Walden told town staff and local business owners the housing boom and subsequent downturn was the “signature of the recession.”

From 1997 to 2006, Walden said home sales and construction both increased. The average price of the home doubled and it created an investment bubble – which almost never ends well, he said.

The bubble did burst but Knightdale is recovering well. Walden cited the increased number of building permits within the town as proof the town is bouncing back along with the state.

In June, Knightdale had the third-most building permits in the county, behind only Raleigh and Cary.

State of recovery

In addition to a strong housing market, Walden said even through the recession, North Carolina was an attractive option for people looking to move from other parts of the country.

Between 2000 and 2010, it was one of the most popular states for people to move to behind Texas, Arizona and Florida, Walden said. The most popular new residents were 55 years old and above.

In addition to drawing people in to help support the rebounding housing market, Walden said North Carolina has been holding its own through economic recovery.

Walden said the state’s job growth is slightly higher than the country’s, especially in the manufacturing field.
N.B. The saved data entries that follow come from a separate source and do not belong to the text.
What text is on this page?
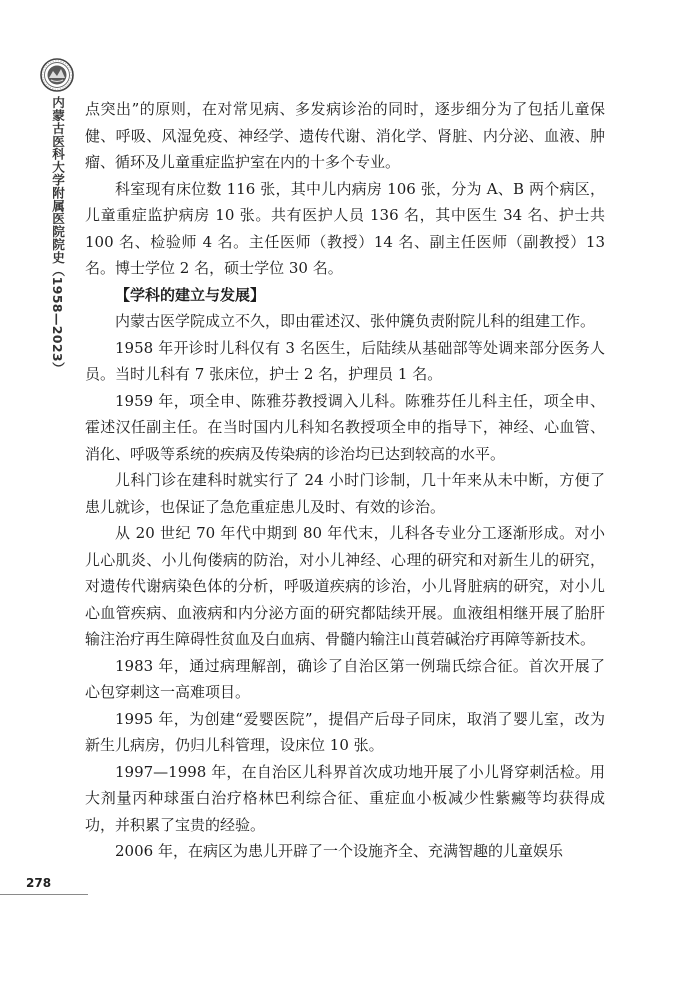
内蒙古医科大学附属医院院史（1958—2023）

点突出”的原则，在对常见病、多发病诊治的同时，逐步细分为了包括儿童保健、呼吸、风湿免疫、神经学、遗传代谢、消化学、肾脏、内分泌、血液、肿瘤、循环及儿童重症监护室在内的十多个专业。

科室现有床位数 116 张，其中儿内病房 106 张，分为 A、B 两个病区，儿童重症监护病房 10 张。共有医护人员 136 名，其中医生 34 名、护士共 100 名、检验师 4 名。主任医师（教授）14 名、副主任医师（副教授）13 名。博士学位 2 名，硕士学位 30 名。

【学科的建立与发展】

内蒙古医学院成立不久，即由霍述汉、张仲篪负责附院儿科的组建工作。

1958 年开诊时儿科仅有 3 名医生，后陆续从基础部等处调来部分医务人员。当时儿科有 7 张床位，护士 2 名，护理员 1 名。

1959 年，项全申、陈雅芬教授调入儿科。陈雅芬任儿科主任，项全申、霍述汉任副主任。在当时国内儿科知名教授项全申的指导下，神经、心血管、消化、呼吸等系统的疾病及传染病的诊治均已达到较高的水平。

儿科门诊在建科时就实行了 24 小时门诊制，几十年来从未中断，方便了患儿就诊，也保证了急危重症患儿及时、有效的诊治。

从 20 世纪 70 年代中期到 80 年代末，儿科各专业分工逐渐形成。对小儿心肌炎、小儿佝偻病的防治，对小儿神经、心理的研究和对新生儿的研究，对遗传代谢病染色体的分析，呼吸道疾病的诊治，小儿肾脏病的研究，对小儿心血管疾病、血液病和内分泌方面的研究都陆续开展。血液组相继开展了胎肝输注治疗再生障碍性贫血及白血病、骨髓内输注山莨菪碱治疗再障等新技术。

1983 年，通过病理解剖，确诊了自治区第一例瑞氏综合征。首次开展了心包穿刺这一高难项目。

1995 年，为创建“爱婴医院”，提倡产后母子同床，取消了婴儿室，改为新生儿病房，仍归儿科管理，设床位 10 张。

1997—1998 年，在自治区儿科界首次成功地开展了小儿肾穿刺活检。用大剂量丙种球蛋白治疗格林巴利综合征、重症血小板减少性紫癜等均获得成功，并积累了宝贵的经验。

2006 年，在病区为患儿开辟了一个设施齐全、充满智趣的儿童娱乐

278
“(Manufacturing has) come roaring back,” he said. Walden said most companies have more efficient means of manufacturing that don’t require workers, so there will never be the same number of manufacturing jobs as there were pre-recession, but it has helped North Carolinians with jobs.

And even though the state’s unemployment rate is higher than the national average, it is improving by adding jobs in the information and professional business fields.

The state, despite seeing an increase in housing construction, hasn’t seen an increase in construction jobs. Walden said he unofficially surveyed some residents and found that, more so than ever before, people were relying on themselves to construct houses rather than spend money on construction companies.

Eventually, Walden said, that pattern would have to change.

Still problems to solve

Even though most of the state is doing well, Walden said the state does face some challenges.

While there is positive overall growth, most of the job growth is happening around Charlotte followed by the Triangle. Rural areas of the state are barely scraping by.

“We do have a a very diverse state,” Walden said. “Some of our ... rural and eastern areas struggle.”

Since the ‘bottom of the recession,’ which was around 2010, most areas in the state have had significant job gains. In the east, however, the gains are small.

Goldsboro had a 1.4 percent job gain. Rocky Mount had a 3.3 percent decrease in jobs.

Walden also said the state would have to address problems with roads, education attainment and bridging the gap between more urban areas and rural areas.